Herbicide Adjuvant Guide
Adjuvants are common additives to many types of chemical plant formulas. You can find them in both herbicides and pesticides. Using herbicides with adjuvants can perform as wetting agents, solvents, stickers, stabilizers, spreaders, and penetrants. Adjuvants are the catalyst that makes the chemical formula better, faster, and more useful. An herbicide adjuvant guide should help sort out the various types and their functions. Many of us are familiar with surfactants, some of which are herbicide spray adjuvants. In technical jargon, a surfactant reduces surface tension between the droplets and the leaf surface. They are essentially wetting agents that help the chemical adhere to the leaf surface. Without them, the droplets would simply roll off and not get absorbed into the plant. There are four main types of surfactants that are adjuvants:
Anionic surfactants enhance foaming. Non-anionic surfactants are more common in horticulture and primarily break surface tension. Amphoteric surfactants are rarely used in gardening but, occasionally, are found in specific formulas. Cationic is not used in the horticultural trade but in industrial cleaning chemicals.

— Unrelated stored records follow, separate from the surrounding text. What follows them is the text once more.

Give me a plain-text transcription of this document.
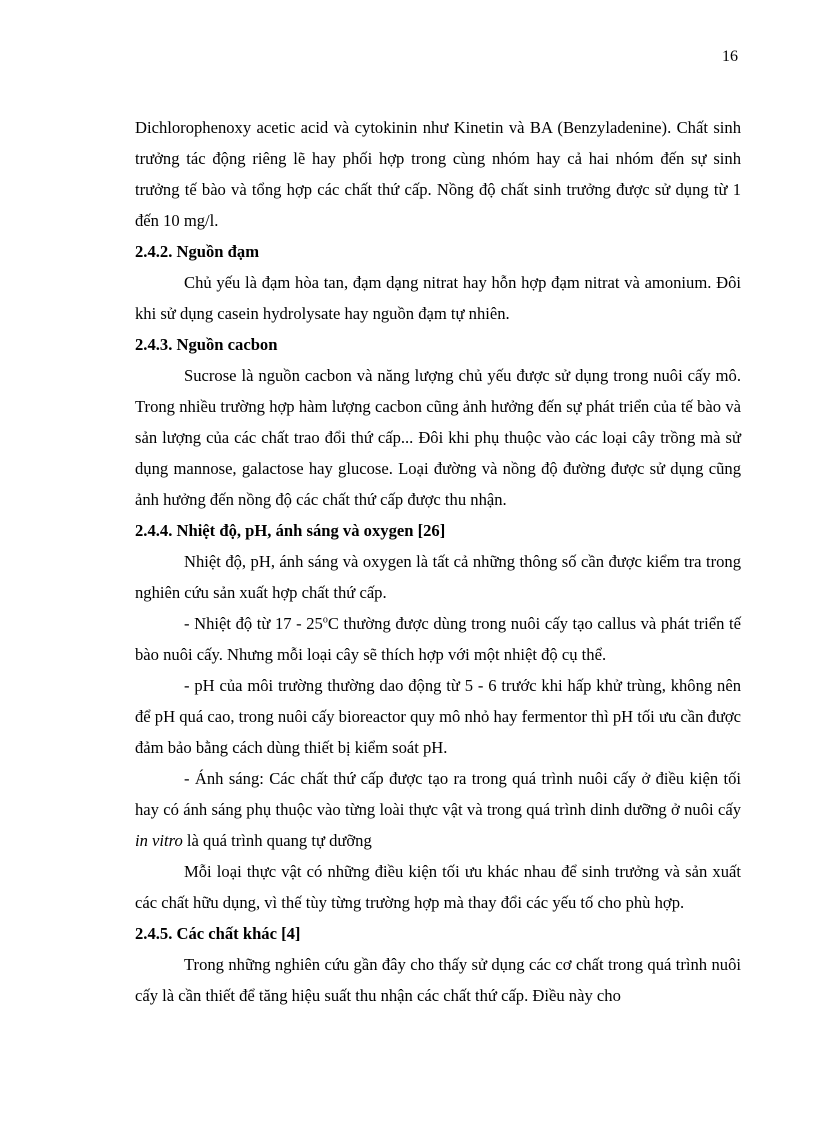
16

Dichlorophenoxy acetic acid và cytokinin như Kinetin và BA (Benzyladenine). Chất sinh trưởng tác động riêng lẽ hay phối hợp trong cùng nhóm hay cả hai nhóm đến sự sinh trưởng tế bào và tổng hợp các chất thứ cấp. Nồng độ chất sinh trưởng được sử dụng từ 1 đến 10 mg/l.

2.4.2. Nguồn đạm

Chủ yếu là đạm hòa tan, đạm dạng nitrat hay hỗn hợp đạm nitrat và amonium. Đôi khi sử dụng casein hydrolysate hay nguồn đạm tự nhiên.

2.4.3. Nguồn cacbon

Sucrose là nguồn cacbon và năng lượng chủ yếu được sử dụng trong nuôi cấy mô. Trong nhiều trường hợp hàm lượng cacbon cũng ảnh hưởng đến sự phát triển của tế bào và sản lượng của các chất trao đổi thứ cấp... Đôi khi phụ thuộc vào các loại cây trồng mà sử dụng mannose, galactose hay glucose. Loại đường và nồng độ đường được sử dụng cũng ảnh hưởng đến nồng độ các chất thứ cấp được thu nhận.

2.4.4. Nhiệt độ, pH, ánh sáng và oxygen [26]

Nhiệt độ, pH, ánh sáng và oxygen là tất cả những thông số cần được kiểm tra trong nghiên cứu sản xuất hợp chất thứ cấp.

- Nhiệt độ từ 17 - 25$^o$C thường được dùng trong nuôi cấy tạo callus và phát triển tế bào nuôi cấy. Nhưng mỗi loại cây sẽ thích hợp với một nhiệt độ cụ thể.

- pH của môi trường thường dao động từ 5 - 6 trước khi hấp khử trùng, không nên để pH quá cao, trong nuôi cấy bioreactor quy mô nhỏ hay fermentor thì pH tối ưu cần được đảm bảo bằng cách dùng thiết bị kiểm soát pH.

- Ánh sáng: Các chất thứ cấp được tạo ra trong quá trình nuôi cấy ở điều kiện tối hay có ánh sáng phụ thuộc vào từng loài thực vật và trong quá trình dinh dưỡng ở nuôi cấy in vitro là quá trình quang tự dưỡng

Mỗi loại thực vật có những điều kiện tối ưu khác nhau để sinh trưởng và sản xuất các chất hữu dụng, vì thế tùy từng trường hợp mà thay đổi các yếu tố cho phù hợp.

2.4.5. Các chất khác [4]

Trong những nghiên cứu gần đây cho thấy sử dụng các cơ chất trong quá trình nuôi cấy là cần thiết để tăng hiệu suất thu nhận các chất thứ cấp. Điều này cho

Among the adjuvants there are three main classes used in horticulture:
The first are the surfactants, wetting agents, penetrants, and oils. These are fairly self-explanatory but they are often purchased alone and then added to herbicide formulas to increase their effectiveness. The second are spray modifier agents. In this group are stickers, spreaders, filming agents, deposit builders, foaming agents, and thickeners. They are generally already in the manufactured formula. Finally, utility modifiers like emulsifiers, stabilizers, dispersing aids, coupling agents, anti-foam agents, and buffers. These herbicide spray adjuvants are also usually inside the bottle at purchase.
Adjuvant Use with Herbicides
Choosing your adjuvant will start with reading the herbicide or pesticide label. The wrong adjuvant can become a bane rather than a boon if applied to plants. Severe problems can happen in the wrong conditions, wrong species, and incorrect adjuvant. In large scale crop situations, nonionic surfactants instead of oil are recommended to prevent the potential of widespread damage. Read the herbicide label carefully for information on the recommended percentage of surfactant active ingredient. Most will list 75 percent. Chemical formulas that require adjuvants will tell you which and how much in the label. Remember, adjuvant use with herbicides is supposed to support the action of the purchased formula. If you can’t find the information in the package directions, call the formula’s manufacturer and find out for certain which and what concentration of adjuvant will boost that particular product.